I started my Grand Diplôme in Sydney and finished it in Paris. The two schools differed greatly and, to some degree, I think this contributed to how much I learnt, both professionally and personally. I graduated with my Grand Diplôme, with a distinction, in 2011.
What is your favorite memory from your adventure at LCB Paris?
It was really the whole experience: living in Paris is absolutely amazing. In addition, I worked in the cuisine field and my whole world revolved around all things culinary. I left the school with great professional confidence and friends for life.
Could you tell us briefly about your career path?
I am an architecture graduate, but have loved cuisine ever since I was a child. One day, I decided it was time to take my passion more seriously and found an apprenticeship in one of the city’s best restaurants, Le Zea Maïs, in Curitiba (Paraná) with the chef Joy Perine. From that moment, I realized that cuisine was what I wanted to do for a living. At that point in time, the restaurant offered me a permanent job, but I knew that my technical skills were not up to scratch. A few months later, I decided to go to Sydney and began studying at Le Cordon Bleu. Having finished the basic cuisine certificate in Australia, I decided to move to France to further my knowledge of French cuisine. I believe that all that, plus the fact that I worked part-time in both countries, meant that I had excel-lent training. I was able to further strengthen the skills learnt at the school in everyday life and that was extremely enriching. Sometimes, this has also enabled me to break through cultural or language barriers as French cuisine constitutes the foundations of world cuisine.
When are you doing now? How did it start?
When I returned to Brazil, I set up home in Rio de Janeiro and started working immediately. Initially, I had a partnership with a large caterer, before returning to the restaurant industry. With my Diploma and experience, I was hired as “sous-chef” in a French restaurant. After a year, I moved on, and began working with Roberta Ciasca in her new restaurant, Mira, in the role of café manager. I was then promoted to the role of “sous-chef” at OuiOui, and am now cuisine chef and am also responsible for creating the dessert menu for Miam Miam, Roberta’s main restaurant. OuiOui and Miam Miam were awarded the Michelin BIB for the past two years running.
What advice would you give to pastry students?
I would advise them to be very conscientious in their studies, to eat, read and try new flavours, colours and textures. They must be aware of the provenance of the foods they are using. And, if they have time, to travel!
Could you describe your new life in Brazil?

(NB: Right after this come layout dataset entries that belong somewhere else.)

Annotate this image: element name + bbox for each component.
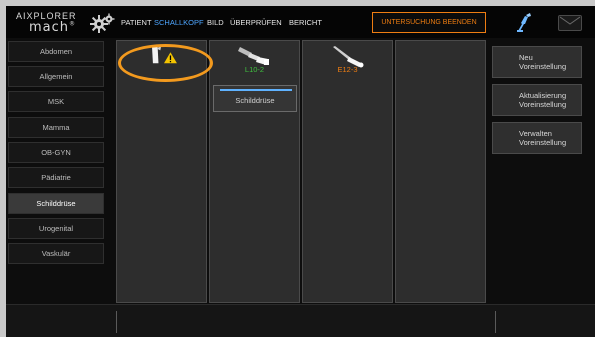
aixplorer-logo: AIXPLORER mach® [12,10,120,36]
preset-msk[interactable]: MSK [8,91,104,112]
menu-bild[interactable]: BILD [207,18,224,27]
bottom-status-bar [6,304,595,337]
logo-model: mach® [29,20,77,35]
highlight-annotation [118,44,213,82]
menu-bericht[interactable]: BERICHT [289,18,322,27]
probe-label-e12-3: E12-3 [337,65,358,74]
probe-slot-2[interactable]: L10-2 Schilddrüse [209,40,300,303]
bottom-divider [495,311,496,333]
preset-active-bar [220,89,292,91]
menu-schallkopf[interactable]: SCHALLKOPF [154,18,204,27]
new-preset-button[interactable]: Neu Voreinstellung [492,46,582,78]
update-preset-button[interactable]: Aktualisierung Voreinstellung [492,84,582,116]
end-exam-button[interactable]: UNTERSUCHUNG BEENDEN [372,12,486,33]
top-menu-bar: AIXPLORER mach® PATIENT SCHALLKOPF BILD … [6,6,595,38]
probe-preset-schilddruese[interactable]: Schilddrüse [213,85,297,112]
preset-mamma[interactable]: Mamma [8,117,104,138]
probe-tool-icon[interactable] [515,12,533,32]
message-envelope-icon[interactable] [558,15,582,31]
probe-slot-4-empty[interactable] [395,40,486,303]
preset-vaskulaer[interactable]: Vaskulär [8,243,104,264]
preset-schilddruese[interactable]: Schilddrüse [8,193,104,214]
probe-slot-3[interactable]: E12-3 [302,40,393,303]
preset-abdomen[interactable]: Abdomen [8,41,104,62]
menu-ueberpruefen[interactable]: ÜBERPRÜFEN [230,18,282,27]
preset-paediatrie[interactable]: Pädiatrie [8,167,104,188]
manage-presets-button[interactable]: Verwalten Voreinstellung [492,122,582,154]
menu-patient[interactable]: PATIENT [121,18,152,27]
preset-allgemein[interactable]: Allgemein [8,66,104,87]
probe-label-l10-2: L10-2 [244,65,265,74]
preset-urogenital[interactable]: Urogenital [8,218,104,239]
app-window: AIXPLORER mach® PATIENT SCHALLKOPF BILD … [6,6,595,337]
bottom-divider [116,311,117,333]
gear-logo-icon [90,13,115,33]
preset-ob-gyn[interactable]: OB-GYN [8,142,104,163]
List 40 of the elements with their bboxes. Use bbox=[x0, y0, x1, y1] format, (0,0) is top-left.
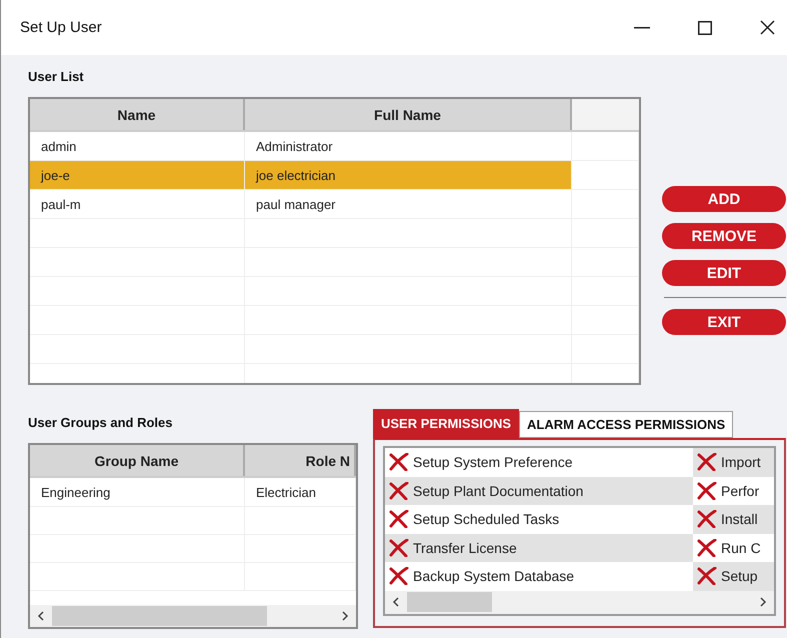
permission-label: Setup Plant Documentation bbox=[413, 482, 584, 499]
permission-label: Backup System Database bbox=[413, 568, 574, 584]
table-cell[interactable]: joe-e bbox=[30, 161, 245, 189]
table-cell[interactable]: Administrator bbox=[245, 132, 572, 160]
permission-label: Perfor bbox=[721, 482, 760, 499]
table-cell[interactable]: paul-m bbox=[30, 190, 245, 218]
exit-button[interactable]: EXIT bbox=[662, 309, 786, 335]
permission-label: Setup Scheduled Tasks bbox=[413, 511, 560, 528]
permission-label: Setup System Preference bbox=[413, 454, 573, 470]
column-header[interactable]: Group Name bbox=[30, 445, 245, 476]
horizontal-scrollbar[interactable] bbox=[385, 590, 774, 614]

I can’t say that things are always rosy, but I make a great deal of effort to replicate everything that I loved in Paris, here in Rio. I try, therefore, to divide my time between cuisine, culture and the great outdoors. These are the things that enrich my life the most.
What are your plans for the future?
I recently set up an artisan pastry shop with 2 friends, which is called me confeitaria artesanal. We make my favourite French pastries, which are macaroons, madeleines and marshmallows. We aim to use no colourings, flavourings and preservatives, or as small amount as possible, and try to follow a fair trade concept. I am also waiting, just like other cariocas, for Le Cordon Bleu to open in Rio!